Repurposed drugs show promise in Alzheimer’s combo therapy


Human-derived data leads researchers to FDA-approved compounds that reverse cell-specific gene signatures in Alzheimer’s disease.

Alzheimer’s disease continues to challenge researchers and clinicians alike – not merely for its prevalence or progressive devastation, but for its sheer biological complexity. Despite billions spent and hundreds of trials attempted, therapeutic breakthroughs remain scarce. Yet in a new study from UCSF and Gladstone Institutes, researchers propose an approach both refreshingly practical and conceptually ambitious: using human transcriptomic data to guide the repurposing of FDA-approved drugs into a potential combination therapy for Alzheimer’s.

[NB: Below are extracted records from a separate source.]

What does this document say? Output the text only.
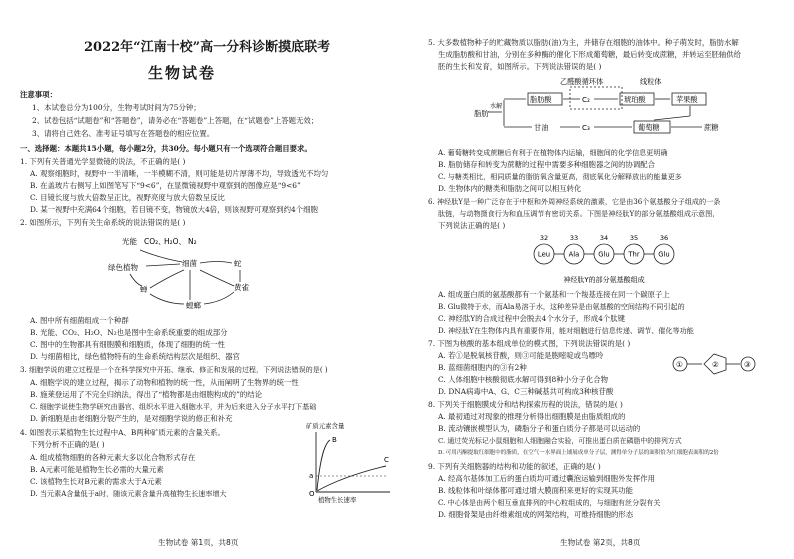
2022年“江南十校”高一分科诊断摸底联考
生物试卷
注意事项：
1、本试卷总分为100分，生物考试时间为75分钟；
2、试卷包括“试题卷”和“答题卷”，请务必在“答题卷”上答题，在“试题卷”上答题无效；
3、请将自己姓名、准考证号填写在答题卷的相应位置。
一、选择题：本题共15小题，每小题2分，共30分。每小题只有一个选项符合题目要求。
1. 下列有关普通光学显微镜的说法，不正确的是( )
A. 观察细胞时，视野中一半清晰，一半模糊不清，则可能是切片厚薄不均，导致透光不均匀
B. 在盖玻片右侧写上如图笔写下“9<6”，在显微镜视野中观察到的图像应是“9<6”
C. 目镜长度与放大倍数呈正比，视野亮度与放大倍数呈反比
D. 某一视野中充满64个细胞，若目镜不变，物镜放大4倍，则该视野可观察到约4个细胞
2. 如图所示，下列有关生命系统的说法错误的是( )
光能 CO₂、
H₂O、 N₂
绿色植物	细菌
蝉
螳螂
黄雀
蛇
A. 图中所有细菌组成一个种群
B. 光能、CO₂、H₂O、N₂也是图中生命系统重要的组成部分
C. 图中的生物都具有细胞膜和细胞质，体现了细胞的统一性
D. 与细菌相比，绿色植物特有的生命系统结构层次是组织、器官
3. 细胞学说的建立过程是一个在科学探究中开拓、继承、修正和发展的过程，下列说法错误的是( )
A. 细胞学说的建立过程，揭示了动物和植物的统一性，从而阐明了生物界的统一性
B. 施莱登运用了不完全归纳法，得出了“植物都是由细胞构成的”的结论
C. 细胞学说使生物学研究由器官、组织水平进入细胞水平，并为后来进入分子水平打下基础
D. 新细胞是由老细胞分裂产生的，是对细胞学说的修正和补充
4. 如图表示某植物生长过程中A、B两种矿质元素的含量关系。
下列分析不正确的是( )
A. 组成植物细胞的各种元素大多以化合物形式存在
B. A元素可能是植物生长必需的大量元素
C. 该植物生长对B元素的需求大于A元素
D. 当元素A含量低于a时，随该元素含量升高植物生长速率增大
矿质元素含量
植物生长速率
B
C
a
O
生物试卷 第1页，共8页
5. 大多数植物种子的贮藏物质以脂肪(油)为主，并储存在细胞的油体中。种子萌发时，脂肪水解
生成脂肪酸和甘油，分别在多种酶的催化下形成葡萄糖，最后转变成蔗糖，并转运至胚轴供给
胚的生长和发育，如图所示。下列说法错误的是( )
乙醛酸循环体	线粒体
脂肪
水解
脂肪酸	C₂	琥珀酸	苹果酸
甘油	C₃	葡萄糖	蔗糖
A. 葡萄糖转变成蔗糖后有利于在植物体内运输，细胞间的化学信息更明确
B. 脂肪储存和转变为蔗糖的过程中需要多种细胞器之间的协调配合
C. 与糖类相比，相同质量的脂肪氧含量更高，彻底氧化分解释放出的能量更多
D. 生物体内的糖类和脂肪之间可以相互转化
6. 神经肽Y是一种广泛存在于中枢和外周神经系统的激素，它是由36个氨基酸分子组成的一条
肽链，与动物摄食行为和血压调节有密切关系。下图是神经肽Y的部分氨基酸组成示意图，
下列说法正确的是( )
32
Leu
33
Ala
34
Glu
35
Thr
36
Glu
神经肽Y的部分氨基酸组成
A. 组成蛋白质的氨基酸都有一个氨基和一个羧基连接在同一个碳原子上
B. Glu微特于水，而Ala易溶于水，这种差异是由氨基酸的空间结构不同引起的
C. 神经肽Y的合成过程中会脱去4个水分子，形成4个肽键
D. 神经肽Y在生物体内具有重要作用，能对细胞进行信息传递、调节、催化等功能
7. 下图为核酸的基本组成单位的模式图，下列说法错误的是( )
A. 若①是脱氧核苷酸，则③可能是胞嘧啶或鸟嘌呤
B. 蓝细菌细胞内的③有2种
C. 人体细胞中核酸彻底水解可得到8种小分子化合物
D. DNA病毒中A、G、C三种碱基共可构成3种核苷酸
①	②	③
8. 下列关于细胞膜成分和结构探索历程的说法，错误的是( )
A. 最初通过对现象的推理分析得出细胞膜是由脂质组成的
B. 流动镶嵌模型认为，磷脂分子和蛋白质分子都是可以运动的
C. 通过荧光标记小鼠细胞和人细胞融合实验，可推出蛋白质在磷脂中的排列方式
D. 可用丙酮提取红细胞中的脂质，在空气一水界面上铺展成单分子层，测得单分子层的面积恰为红细胞表面积的2倍
9. 下列有关细胞器的结构和功能的叙述，正确的是( )
A. 经高尔基体加工后的蛋白质均可通过囊泡运输到细胞外发挥作用
B. 线粒体和叶绿体都可通过增大膜面积来更好的实现其功能
C. 中心体是由两个相互垂直排列的中心粒组成的，与细胞有丝分裂有关
D. 细胞骨架是由纤维素组成的网架结构，可维持细胞的形态
生物试卷 第2页，共8页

Published in Cell, the study details how single-nucleus RNA sequencing of postmortem human brains was used to identify Alzheimer’s-associated gene expression changes in six major brain cell types. These cell-specific disease signatures were then computationally matched against the Connectivity Map (CMap), a vast database of drug-induced gene expression profiles. The aim: to identify compounds capable of reversing Alzheimer’s-linked transcriptomic changes in multiple cell types. Out of more than 1,300 drugs screened, 25 candidates emerged that met this threshold – and from these, 10 FDA-approved compounds had real-world usage records in a dataset of over one million patients [1].

Longevity.Technology: The decision to hone in on FDA-approved drugs – letrozole and irinotecan – is as pragmatic as it is strategic; repurposing offers a welcome shortcut through the glacial bottlenecks of traditional drug development, and in Alzheimer’s – where therapeutic progress has so often stumbled at late-stage hurdles – that pragmatism is refreshing. What sets this study apart is its integration of high-resolution human transcriptomics with real-world EMR data – a pairing that feels not only methodologically sound but quietly potent.

The move to correct cell-type-specific network dysregulation rather than chase single targets aligns neatly with the biological reality of Alzheimer’s – messy, multifactorial and metabolically entangled – and by extension, with the broader goals of longevity therapeutics. Whether letrozole and irinotecan are genuinely complementary or just coincidentally effective in different compartments remains to be seen; still, the framing of neurodegeneration as something that can be nudged back toward homeostasis, cell type by cell type, is a development worth watching and one that feels like a shift in posture, and perhaps, in intention.

Human-derived logic and a short path to clinic

The strategic decision to move forward with letrozole and irinotecan was not arbitrary. The two drugs were selected precisely because they complemented each other in cell-type specificity: letrozole was predicted to reverse transcriptomic changes in neurons, while irinotecan did so in glial cell populations – astrocytes, microglia and oligodendrocyte precursor cells [1]. This allowed the researchers to address five of the six major cell types affected in Alzheimer’s disease.

Moreover, both drugs showed significant associations with reduced Alzheimer’s risk in real-world patient data. Drawing on clinical records from over 1.4 million individuals aged 65 and older, the researchers found a relative risk reduction of 53.4% for letrozole and 80.5% for irinotecan in treated patients, compared with matched controls [1]. “Thanks to all these existing data sources, we went from 1,300 drugs, to 86, to 10, to just 5,” said Yaqiao Li, PhD, lead author of the study. “It’s kind of like a mock clinical trial.”

A team of scientists – including Marina Sirota (left), Yadong Huang (center) and Yaqiao Li (right) – identified two FDA-approved cancer medications that reduced brain degeneration in mice. (Credit: Michael Short/Gladstone Institutes)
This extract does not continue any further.